KARNELER SONUÇ DEĞİL, YOL GÖSTERİCİ OLMALI
Bekaroğlu, ebeveynlere yarıyılda makûs karne getiren çocuklarına nasıl davranmaları gerektiği konusunda ise şunları söyledi: “Çocukların eforlarına odaklanmak gerekir, karne ise performans, yani sonuçtur. Kıymetli olan süreç içerisindeki çocuğun seyahatidir. Karneler yalnızca bilgi verir, gaye karne değildir. Karneleri çocuklarla bir arada değerlendirmeliyiz. Çocuğumuzun gereksinimlerini ve eksiklerini belirleyip daha başarılı bir devir geçirmesi için planlama yapmalıyız. Öncelikle çocuğa odaklanarak onun söyleyeceklerine kulak vermeliyiz. Dersi dinlemeyen ve başarısız olan çocuk, dinleyemediği için başarısızdır. Sebebini araştırmak gerekir. Çocuğu ‘Dinle’ diye zorlamayıp, neden dinleyemediğine odaklanmalıyız. Dikkati mi dağılıyor, his durumunda etkilenme mi yaşıyor, yoksa öğrenmede mi zahmet yaşıyor, bunları araştırmalıyız. Karneler bir harita, bir yol göstericidir. Onları sonuç olarak görmekten vazgeçmeliyiz. Lakin karneyi çok biçimde sorun etmek nasıl yanlış bir durumsa, hiç kıymetli olmadığı halindeki değersizleştirici tavır da hakikat değildir.”

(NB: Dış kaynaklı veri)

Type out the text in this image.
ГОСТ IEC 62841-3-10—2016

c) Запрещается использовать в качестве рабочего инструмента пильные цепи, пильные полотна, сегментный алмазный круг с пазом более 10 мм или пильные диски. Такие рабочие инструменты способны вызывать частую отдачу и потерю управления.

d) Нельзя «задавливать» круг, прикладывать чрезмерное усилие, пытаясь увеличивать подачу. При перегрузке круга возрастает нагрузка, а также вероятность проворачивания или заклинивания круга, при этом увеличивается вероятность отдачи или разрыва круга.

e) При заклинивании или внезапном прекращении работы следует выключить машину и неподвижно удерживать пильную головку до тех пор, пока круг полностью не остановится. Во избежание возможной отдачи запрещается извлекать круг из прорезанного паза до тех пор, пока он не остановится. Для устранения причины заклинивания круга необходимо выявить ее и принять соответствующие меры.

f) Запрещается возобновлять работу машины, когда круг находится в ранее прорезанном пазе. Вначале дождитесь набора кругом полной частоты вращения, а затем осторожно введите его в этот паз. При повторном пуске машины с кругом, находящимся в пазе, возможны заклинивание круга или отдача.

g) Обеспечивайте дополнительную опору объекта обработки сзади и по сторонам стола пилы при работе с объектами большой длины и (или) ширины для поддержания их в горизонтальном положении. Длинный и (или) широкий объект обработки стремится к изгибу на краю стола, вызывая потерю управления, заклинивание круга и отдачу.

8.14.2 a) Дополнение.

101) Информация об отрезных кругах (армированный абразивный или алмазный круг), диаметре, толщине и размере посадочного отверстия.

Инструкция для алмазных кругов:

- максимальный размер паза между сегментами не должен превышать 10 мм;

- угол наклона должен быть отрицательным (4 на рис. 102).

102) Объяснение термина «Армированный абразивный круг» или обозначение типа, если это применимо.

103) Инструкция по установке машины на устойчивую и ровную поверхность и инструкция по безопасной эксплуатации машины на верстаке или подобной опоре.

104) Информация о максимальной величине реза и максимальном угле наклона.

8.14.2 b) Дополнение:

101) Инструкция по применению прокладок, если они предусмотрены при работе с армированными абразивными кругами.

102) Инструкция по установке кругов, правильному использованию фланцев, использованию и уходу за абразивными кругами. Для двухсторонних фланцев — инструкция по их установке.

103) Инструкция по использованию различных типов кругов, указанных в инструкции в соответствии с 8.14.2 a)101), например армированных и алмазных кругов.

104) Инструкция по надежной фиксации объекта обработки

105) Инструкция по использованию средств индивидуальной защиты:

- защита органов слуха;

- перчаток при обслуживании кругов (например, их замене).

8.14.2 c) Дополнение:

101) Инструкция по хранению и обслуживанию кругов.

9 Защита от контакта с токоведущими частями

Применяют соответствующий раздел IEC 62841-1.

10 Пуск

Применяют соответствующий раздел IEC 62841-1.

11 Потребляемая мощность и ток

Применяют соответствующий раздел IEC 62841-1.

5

NİZAMLI UYKU, BESLENME VE MOTİVASYON DERS MUVAFFAKİYETİNİ ARTIRIYOR
Ders muvaffakiyetini artıran faktörlerin en başında ‘motivasyonun’ geldiğinin altını çizen Bekaroğlu; bir başka kıymetli noktanın ise dikkat ve odaklanma mahareti olduğunu vurguladı. Bekaroğlu, “Düzenli uyku, beslenme, spor alışkanlıkları, çocuğun çalışma disiplini kazanması ve motivasyon odakları, ders muvaffakiyetini değerli derecede artıran faktörlerdir. Bu süreçte yetişkinlerin tavır ve davranışları da büyük rol oynar. Ders çalışıyor mu diye daima çocuğun başında durmak, korkusunu artırıp olumsuz sonuç verebileceği üzere, büsbütün akışına bırakmak da ihmale sebep olabilir. Egosu şişirilen çocuk da başarısız olur, daima örselenen çocuk da… Ailelerin çocuklarını tanımaları önemlidir” dedi.

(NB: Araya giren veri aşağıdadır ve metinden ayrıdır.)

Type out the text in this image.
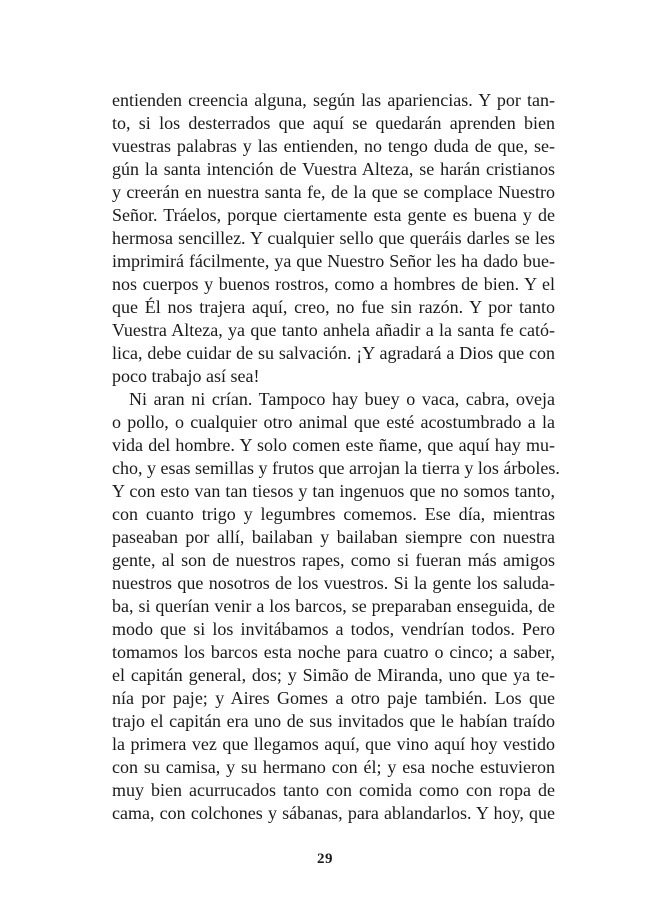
entienden creencia alguna, según las apariencias. Y por tan-
to, si los desterrados que aquí se quedarán aprenden bien
vuestras palabras y las entienden, no tengo duda de que, se-
gún la santa intención de Vuestra Alteza, se harán cristianos
y creerán en nuestra santa fe, de la que se complace Nuestro
Señor. Tráelos, porque ciertamente esta gente es buena y de
hermosa sencillez. Y cualquier sello que queráis darles se les
imprimirá fácilmente, ya que Nuestro Señor les ha dado bue-
nos cuerpos y buenos rostros, como a hombres de bien. Y el
que Él nos trajera aquí, creo, no fue sin razón. Y por tanto
Vuestra Alteza, ya que tanto anhela añadir a la santa fe cató-
lica, debe cuidar de su salvación. ¡Y agradará a Dios que con
poco trabajo así sea!
Ni aran ni crían. Tampoco hay buey o vaca, cabra, oveja
o pollo, o cualquier otro animal que esté acostumbrado a la
vida del hombre. Y solo comen este ñame, que aquí hay mu-
cho, y esas semillas y frutos que arrojan la tierra y los árboles.
Y con esto van tan tiesos y tan ingenuos que no somos tanto,
con cuanto trigo y legumbres comemos. Ese día, mientras
paseaban por allí, bailaban y bailaban siempre con nuestra
gente, al son de nuestros rapes, como si fueran más amigos
nuestros que nosotros de los vuestros. Si la gente los saluda-
ba, si querían venir a los barcos, se preparaban enseguida, de
modo que si los invitábamos a todos, vendrían todos. Pero
tomamos los barcos esta noche para cuatro o cinco; a saber,
el capitán general, dos; y Simão de Miranda, uno que ya te-
nía por paje; y Aires Gomes a otro paje también. Los que
trajo el capitán era uno de sus invitados que le habían traído
la primera vez que llegamos aquí, que vino aquí hoy vestido
con su camisa, y su hermano con él; y esa noche estuvieron
muy bien acurrucados tanto con comida como con ropa de
cama, con colchones y sábanas, para ablandarlos. Y hoy, que
29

EKRAN KULLANIMI ÇOCUKLARIN ÖĞRENME ALGISINI BOZUYOR
Ekran kullanımının 0-6 yaşta çocukların nörolojik olarak öğrenme periyodunda olmaları nedeniyle bilişsel işlemleme marifetlerini önemli derecede dejenere ettiği için önerilmediğinin de altını çizen Bekaroğlu; “Ekransız yemek yemeyen çocuk örneğinde olduğu üzere, ekransız nasıl yemek yedireceğini öğrenmesi gereken yetişkin de vardır. Seçimlerimizi çocuk için fayda ve ziyan istikrarını gözeterek gerçekleştirmeliyiz. 6 yaş öncesi devirde ekran kullanımı, çocukların yeni gelişen öğrenme algılarını bozar ve geri dönüşümsüz hasarlar bırakabilir” diye konuştu.